ミニ丈のフレアースカートに透ける袖がついたそれはそれは美しいワンピース。今でもあの柄をはっきり覚えている。白い生地の上に重ねた透ける布には、青い蝶々が描かれていた。肩先から袖口にかけてゆったりと広がった袖はその透ける布だけが使ってあって、私の動きに合わせて優雅に揺れた。
その一着が、私のひと月分のお給料の何倍(何十倍?)もすると、美容室の先生から聞いて腰が抜けそうになった。

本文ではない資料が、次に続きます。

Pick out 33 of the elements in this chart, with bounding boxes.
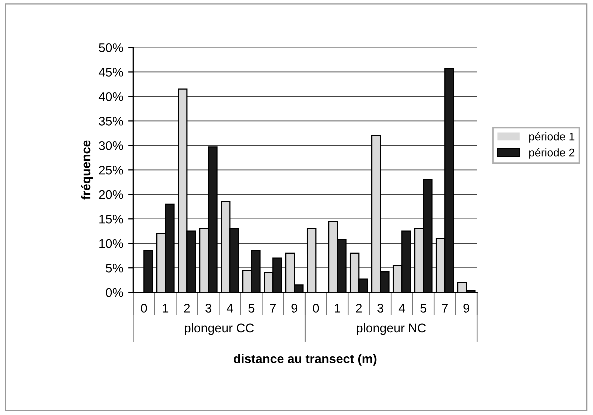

「森英恵の服はたくさんあるから、いつでも貸してあげるよ」と言われたが、その一着が最初で最後で、二度と借りることはなかった。私のような若くて貧しい小娘には、そんな高いブランドの服を着て行く機会なんか巡ってこなかったのだ。
私があの町に住んでいたのは短かかった。会社を辞めると同時に遠くに引っ越してしまったので、それきり美容室にも行くことはなかった。
「そのうち会いに行こう」と思いながら、気づいたら長い年月が経ってしまった。若い頃は「そのうち」というものがいつまでも待っていてくれると思っていた。「そのうち」が、永遠に消えてしまう日が来るなんて思わない。「そのうち」は、いつだって手がとどくところにあると、無邪気に信じていた。人も街もずっと同じで、昨日と同じ明日が永久に続くのだと…。
あの日から、五十年…。もうあの美容室はないだろう。先生がご存命なら、百歳近い。A子さんも後期高齢者だ。どんな人生を送られただろう。今、お幸せだろうか…。
A子さんを想いながら目をつぶると、鮮やかな青い蝶々がまぶたの中で、ひらひらひらひらと、高く低く舞う。